Mr. Speaker, on April 18, I asked the Minister of Indian Affairs why his government was not honouring the Kelowna accord. I also noted the government's broken promise, which the Prime Minister made himself, concerning the residential school at Île-à-la-Crosse. The parliamentary secretary's response was not at all satisfactory.
The same can be said of the government's approach to aboriginal issues generally. Even yesterday, as the House had one of the most extraordinary sittings in the history of this Parliament, the member for Nepean—Carleton made truly regrettable remarks on the public airwaves. I recognize that he has apologized to the House and to all Canadians. Still, it is worrisome that old political attitudes on aboriginal issues are still around.
I mentioned the apology that was given yesterday, which was reinforced by all party leaders, and forcefully so by my own leader. It was graciously responded to by the leaders and elders assembled here yesterday.

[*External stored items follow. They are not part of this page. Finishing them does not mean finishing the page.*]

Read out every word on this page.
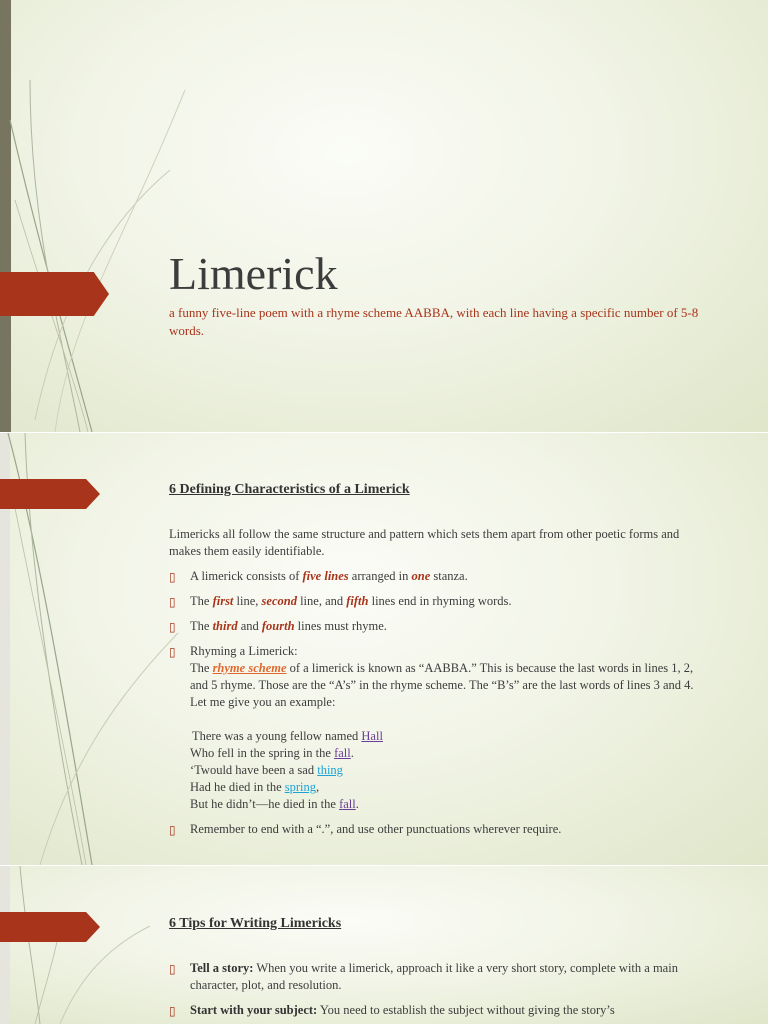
Limerick

a funny five-line poem with a rhyme scheme AABBA, with each line having a specific number of 5-8 words.

6 Defining Characteristics of a Limerick

Limericks all follow the same structure and pattern which sets them apart from other poetic forms and makes them easily identifiable.

▯ A limerick consists of five lines arranged in one stanza.
▯ The first line, second line, and fifth lines end in rhyming words.
▯ The third and fourth lines must rhyme.
▯ Rhyming a Limerick:
The rhyme scheme of a limerick is known as “AABBA.” This is because the last words in lines 1, 2, and 5 rhyme. Those are the “A’s” in the rhyme scheme. The “B’s” are the last words of lines 3 and 4. Let me give you an example:
There was a young fellow named Hall
Who fell in the spring in the fall.
‘Twould have been a sad thing
Had he died in the spring,
But he didn’t—he died in the fall.
▯ Remember to end with a “.”, and use other punctuations wherever require.
6 Tips for Writing Limericks
▯ Tell a story: When you write a limerick, approach it like a very short story, complete with a main character, plot, and resolution.
▯ Start with your subject: You need to establish the subject without giving the story’s
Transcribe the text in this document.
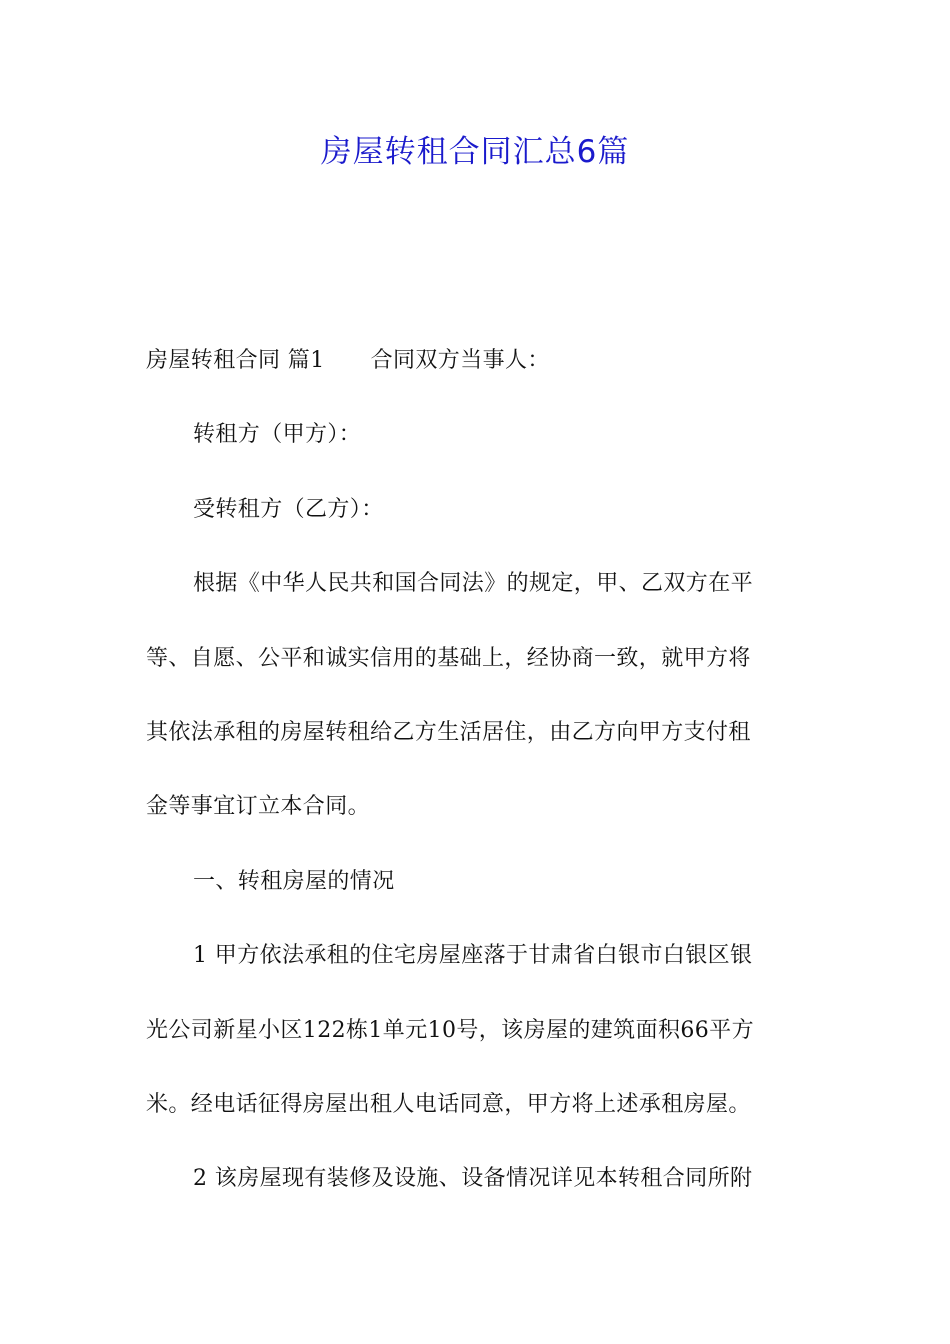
房屋转租合同汇总6篇
房屋转租合同 篇1 合同双方当事人：
转租方（甲方）：
受转租方（乙方）：
根据《中华人民共和国合同法》的规定，甲、乙双方在平
等、自愿、公平和诚实信用的基础上，经协商一致，就甲方将
其依法承租的房屋转租给乙方生活居住，由乙方向甲方支付租
金等事宜订立本合同。
一、转租房屋的情况
1 甲方依法承租的住宅房屋座落于甘肃省白银市白银区银
光公司新星小区122栋1单元10号，该房屋的建筑面积66平方
米。经电话征得房屋出租人电话同意，甲方将上述承租房屋。
2 该房屋现有装修及设施、设备情况详见本转租合同所附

At the same time, I think of the situation in my own riding, where there is now a class action lawsuit involving former dormitory schools. There is a real need for resolution on that issue by the institutions and government agencies involved.
In Labrador we still have outstanding land claims. The government has tried to muddy the waters by talking about specific claims, which are also important, but the fact remains that there are comprehensive claims still to be resolved.
The Labrador Métis Nation claim has still not been accepted, despite the findings of the royal commission almost two decades ago and despite important recent court victories.
The Innu Nation claim and self-government negotiations are still unresolved. There are overlapping claims in Labrador by the other umbrella organizations of the Innu and the question of Labrador aboriginal rights on the Quebec side. The situation is complicated, but it can find resolution.
It has been convenient for the Conservatives to coast on the progress made by the previous Liberal government, as they did on the Labrador Inuit agreement or the establishment of reserves for the Innu communities in Labrador. However, that side of the House has made no real progress of its own in Labrador.
We still have substantial social issues to tackle, such as health, housing, social services, and education. The Kelowna accord would have made a real difference if the Conservatives had not ripped it up.
I know the other side is fond of misleading the public and falsely claiming that Kelowna was nothing more than a press release. It was certainly more substantial than the defence plan, which no one has seen and which has been such a disappointment in Labrador and around the country.
In fact, Kelowna was a signed agreement with every province and territory, with aboriginal leaders on board. It was budgeted under our former Prime Minister, the member for LaSalle—Émard, whose commitment to aboriginal peoples should be doubted by no one, and then it was shamefully scrapped.
Kelowna would have made a real difference. It would have helped to implement the healing strategy to build on the residential schools apology. It would have made a real difference in Labrador and throughout northern and aboriginal Canada.
When is the government going to implement the Kelowna accord, which will come into law possibly this week, and build on the apology that was made in the House yesterday?